Tuesday, August 19, 2008

Christian, Sunni, Shia and Kurdish leaders join in a prayer for peace

In Iraqi Kurdistan Christian, Sunni, Shia and Kurdish leaders pray together in the Sunni al-Rashid Mosque, calling for an “end to violence" - AsiaNews.it reports:

Kirkuk (AsiaNews) – In the last two days attacks by suicide bombers and car bombs have sown death and destruction among the civilian population and targeted government and other political leaders.
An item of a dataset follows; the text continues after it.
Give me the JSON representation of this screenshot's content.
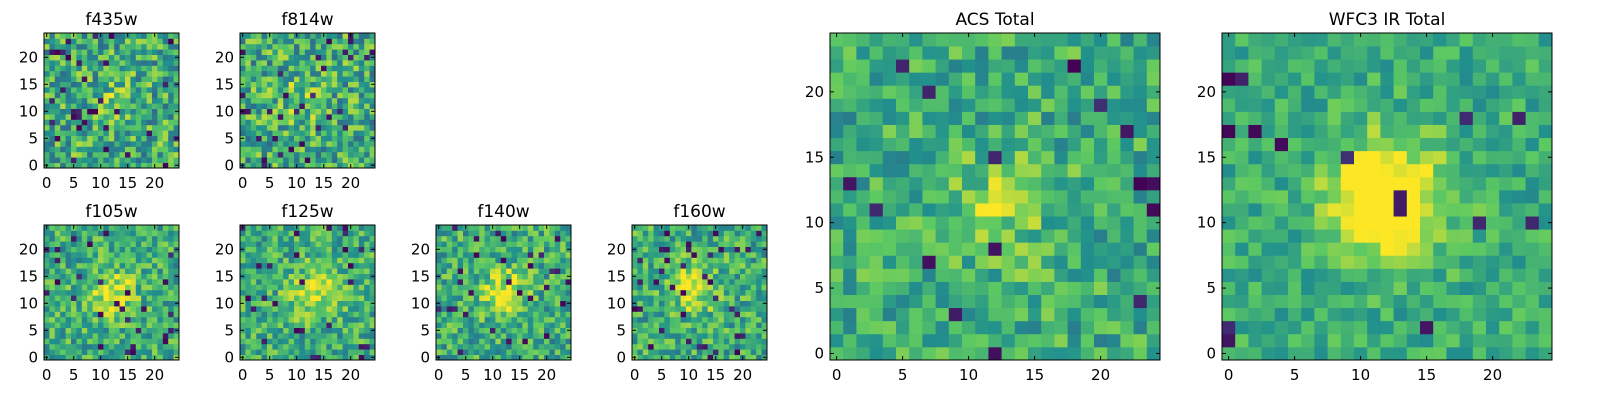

But there are also signs of hope, people who do not want to give in to the logic of violence perpetrated by terrorists.

Today at noon in the Sunni al-Rashid Mosque in Domez, Iraqi Kurdistan, more than 250 religious leaders, Sunnis, Shiites, Kurdish and Turkmen, as well as a ten-member Christian delegation led Mgr Louis Sako, archbishop of Kirkuk, held a joint prayer “to promote peace and end the violence” in the country.

The initiative came from Imam Ali Iman, head of the local Sunni community, who called upon the leaders of the various faiths and ethnic groups in the region “to pray for peace and stability’ in Kirkuk and across Iraq.

During the ceremony the spiritual leaders of the various communities prayed for the victims of last month’s attacks.

This is a strong signal that reiterates a desire to work together for “the good” of the country and “isolate the terrorist cells that want to sow death and destruction.”

Sunday, August 03, 2008

Christians and Muslims show solidarity for victims of Kirkuk attack

The latest Iraqi suicide bombing has resulted in a show of solidarity between Christian and Sunni-Shiite Iraqi citizens - AsiaNews.it reports::

Kirkuk (AsiaNews) – Kirkuk’s top religious and political authorities visited survivors who were injured in the 28 July suicide bomb attack in which scores of others were killed. Kirkuk’s archbishop, Mgr Louis Sako, along with Muslim religious leaders, both Sunni and Shia, as well as Arab, Kurdish and Turkmen tribal leaders, went to the city’s hospital to visit the wounded and offer them some comfort.

The gesture was significant because it saw the city’s political and religious leaders show “solidarity towards the victims of the massacre,” irrespective of creed or ethnicity, and reaffirm their “condemnation of every form of violence’, whatever its source. ...

At the end of the hospital visit, the delegation met the leaders of the most important Kurdish parties, the Patriotic Union of Kurdistan (PUK) and the Kurdistan Democratic Party (KDP), as well as their Turkmen counterpart, urging all of them to work together to bring calm back to the region.

“I call on political leaders to think about the common good of the population and fight the aberrant logic of violence,” Monsignor Sako said.

The prelate also said that he hoped that all political parties “will sit together around the table to talk and discuss,” putting aside threats and extremisms because “with violence nothing is obtained,” whilst with mutual “forgiveness” it will be possible to rebuilt unity and peaceful coexistence for all.

This morning’s initiative, which the Catholic Church strongly backed, was unanimously welcomed by both Muslim religious leaders and all political parties. All local media covered it.